もちろん私の作品は、織部釉を使用しているので、織部と名付けたいところなのですが、そんな流行りや、奇をてらった作品群とは一線を画したい、もっと存在感のある力強い作品を作りたい、織部という範疇では語れないような、さらには美濃という地域を超越した作品を作りたい、との思いから、緑釉と名付けて発表しました。

森羅

七:緑釉との出会いはいつ、何だったのでしょうか?

訓練校時代、京都国立近代美術館で見た岡部嶺男の織部の鉢との出会いです。その力強さ、存在感、何もかもが叩きつけるように私の中に入ってきて、その場から離れることができませんでした。京都から帰って、創作を始めたとき、最初に頭に浮かんだのがこの鉢でした。あんな雰囲気の作品を作りたい。そんな流れから織部釉の緑の模索が始りました。

七:大きな壁にぶつかったことはありますか?

壁は何度でもぶつかりましたし、今も大きな壁にぶつかっていて、それをなかなか超えられません。

私の作品は、基本的に緑釉を使用したものなのですが、いつも同じではなくいろいろな技法や表現方法で作風を変えてきました。最初は釉薬を塗り分けた二彩シリーズ、ベニヤ板を割って使用する櫛目のシリーズ、泥を勢いよく塗り付けた泥刷毛目のシリーズ、そして今は萌生のシリーズを続けています。

いつも次の展開を考える際が一番苦しい。新しい技法を思いついて展開し始めても、次はどうしようかといつも考えています。何かを思いついて始めてみても、そうそう簡単にはいかないものです。いくつか試みを繰り返してみるうち、そのうちの一つがなんとかものになってくるものです。

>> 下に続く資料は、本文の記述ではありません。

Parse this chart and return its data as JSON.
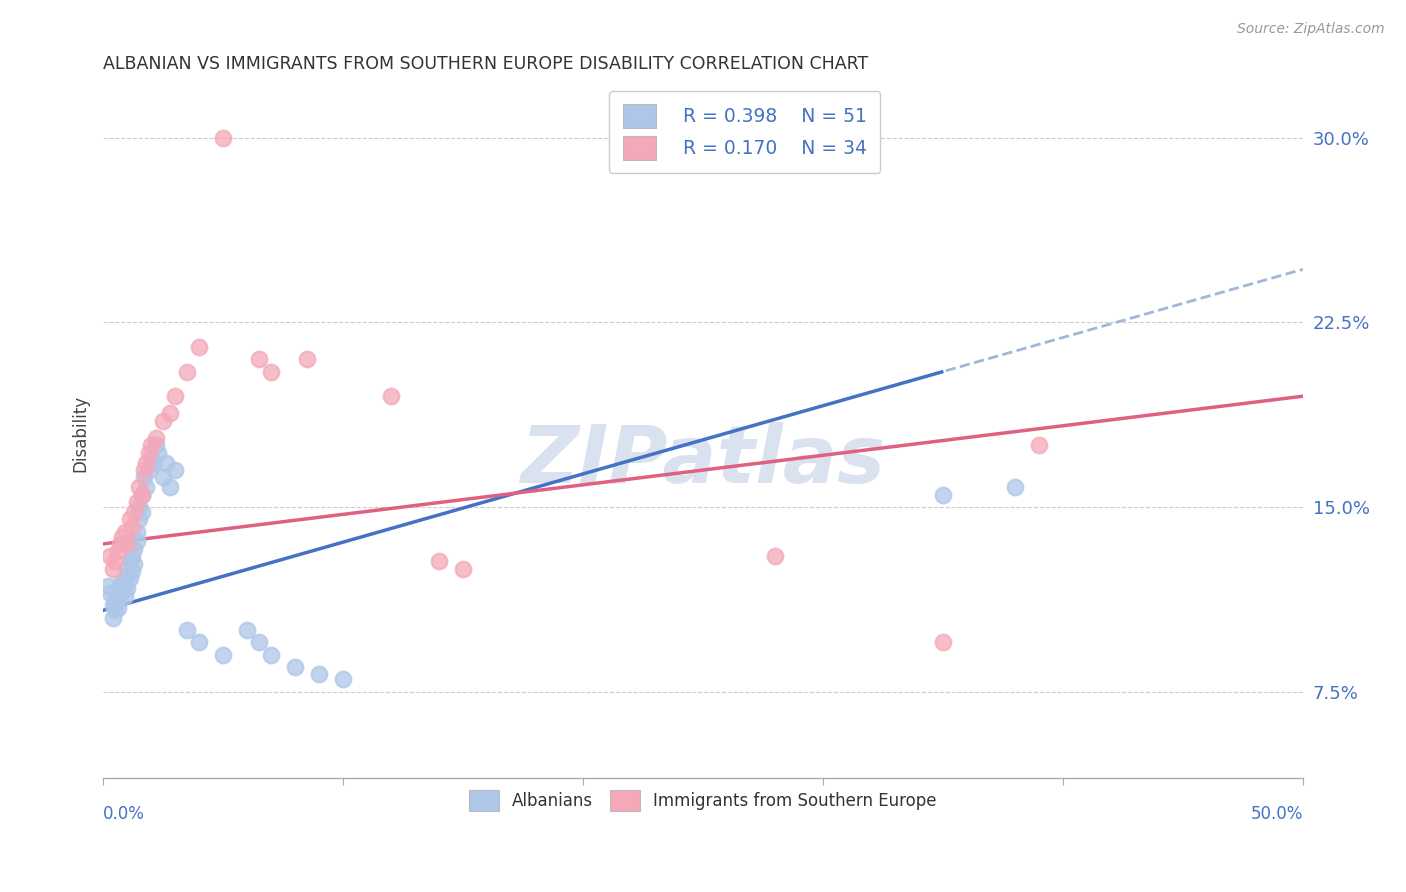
{
  "title": "ALBANIAN VS IMMIGRANTS FROM SOUTHERN EUROPE DISABILITY CORRELATION CHART",
  "source": "Source: ZipAtlas.com",
  "ylabel": "Disability",
  "ytick_labels": [
    "7.5%",
    "15.0%",
    "22.5%",
    "30.0%"
  ],
  "ytick_values": [
    0.075,
    0.15,
    0.225,
    0.3
  ],
  "xlim": [
    0.0,
    0.5
  ],
  "ylim": [
    0.04,
    0.32
  ],
  "legend_r1": "R = 0.398",
  "legend_n1": "N = 51",
  "legend_r2": "R = 0.170",
  "legend_n2": "N = 34",
  "color_albanian": "#aec6e8",
  "color_immigrant": "#f4a8b8",
  "color_line_albanian": "#4472c4",
  "color_line_immigrant": "#e06080",
  "color_dashed": "#a0b8d8",
  "albanian_x": [
    0.002,
    0.003,
    0.004,
    0.004,
    0.005,
    0.005,
    0.006,
    0.006,
    0.007,
    0.007,
    0.008,
    0.008,
    0.009,
    0.009,
    0.01,
    0.01,
    0.01,
    0.011,
    0.011,
    0.012,
    0.012,
    0.013,
    0.013,
    0.014,
    0.014,
    0.015,
    0.015,
    0.016,
    0.016,
    0.017,
    0.018,
    0.019,
    0.02,
    0.021,
    0.022,
    0.023,
    0.025,
    0.026,
    0.028,
    0.03,
    0.035,
    0.04,
    0.05,
    0.06,
    0.065,
    0.07,
    0.08,
    0.09,
    0.1,
    0.35,
    0.38
  ],
  "albanian_y": [
    0.118,
    0.115,
    0.11,
    0.105,
    0.112,
    0.108,
    0.113,
    0.109,
    0.115,
    0.118,
    0.12,
    0.116,
    0.119,
    0.114,
    0.122,
    0.117,
    0.125,
    0.121,
    0.128,
    0.124,
    0.13,
    0.127,
    0.133,
    0.14,
    0.136,
    0.145,
    0.15,
    0.148,
    0.155,
    0.162,
    0.158,
    0.165,
    0.17,
    0.168,
    0.175,
    0.172,
    0.162,
    0.168,
    0.158,
    0.165,
    0.1,
    0.095,
    0.09,
    0.1,
    0.095,
    0.09,
    0.085,
    0.082,
    0.08,
    0.155,
    0.158
  ],
  "immigrant_x": [
    0.003,
    0.004,
    0.005,
    0.006,
    0.007,
    0.008,
    0.009,
    0.01,
    0.011,
    0.012,
    0.013,
    0.014,
    0.015,
    0.016,
    0.017,
    0.018,
    0.019,
    0.02,
    0.022,
    0.025,
    0.028,
    0.03,
    0.035,
    0.04,
    0.05,
    0.065,
    0.07,
    0.085,
    0.12,
    0.14,
    0.15,
    0.28,
    0.35,
    0.39
  ],
  "immigrant_y": [
    0.13,
    0.125,
    0.128,
    0.132,
    0.135,
    0.138,
    0.14,
    0.135,
    0.145,
    0.142,
    0.148,
    0.152,
    0.158,
    0.155,
    0.165,
    0.168,
    0.172,
    0.175,
    0.178,
    0.185,
    0.188,
    0.195,
    0.205,
    0.215,
    0.3,
    0.21,
    0.205,
    0.21,
    0.195,
    0.128,
    0.125,
    0.13,
    0.095,
    0.175
  ],
  "grid_color": "#cccccc",
  "background_color": "#ffffff",
  "watermark": "ZIPatlas",
  "watermark_color": "#c0d0e4"
}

七:(Instagramを拝見しましたが)近年の作品は釉の雰囲気が少し変わった印象があります。

インスタはポートフォリオになれば良いかなと思って、過去の作品から現在の作品までをアップしています。

緑を中心に作品を展開していますが、個展で作品を並べる際、緑ばっかりになってしまうと面白くない。変化を加えたくて、少しですが、藍緑釉や灰釉、黄瀬戸などを加えています。

これからも緑釉が中心になると思いますが、サイドワークとしての釉薬の研究も続けなければならない必要性を強く感じています。もしかしたら緑釉を凌駕してしまうような、そんな存在感のある新しい仕事ができたら、という思いもあります。

七:作品のインスピレーションはどこから?

学生時代に美術館、博物館を廻っていろいろなものを見たことは、本当によい経験になったと思っています。昨年の個展で発表した青銅器のシリーズは、学生のときに京都の泉屋博古館で見たものからきています。

今でも、様々なな展覧会を見てヒントを貰っています。その他、今ではスマホで簡単に写真として残せるので、雑誌や新聞の写真、街中の広告とか、面白いなと思ったら、すぐに撮影して残しています。全て資料として保管しているのですが、これらをボーっと眺めていると、ひらめいてスケッチしてみるということをしています。

伝統工芸展について

七:伝統工芸展に出品するようになったのはいつごろ、またきっかけは何だったのでしょう。

初めての出品は確か28歳のころ、第38回展でした。父が大きく関わる展覧会でしたので、七光りといわれるのが嫌で出展を悩んでいた時期もあったのですが、自分の作る作品に合っているのは、やはり日本伝統工芸展かなという思いは強くありました。

七:伝統工芸展では、例年素晴らしい実績を残しておられます。公募展に出品し続けることについてどのようにお考えですか?

伝統工芸展は、例年7月の中旬が締切なのですが、その搬入を終えた時から、来年はどうしようかと考えています。出品を始めてもうすぐ30年になりますが、このように自分を追い込まなければいけない機会があるから、少しずつではあるけれども作家として成長してくることができたと思っています。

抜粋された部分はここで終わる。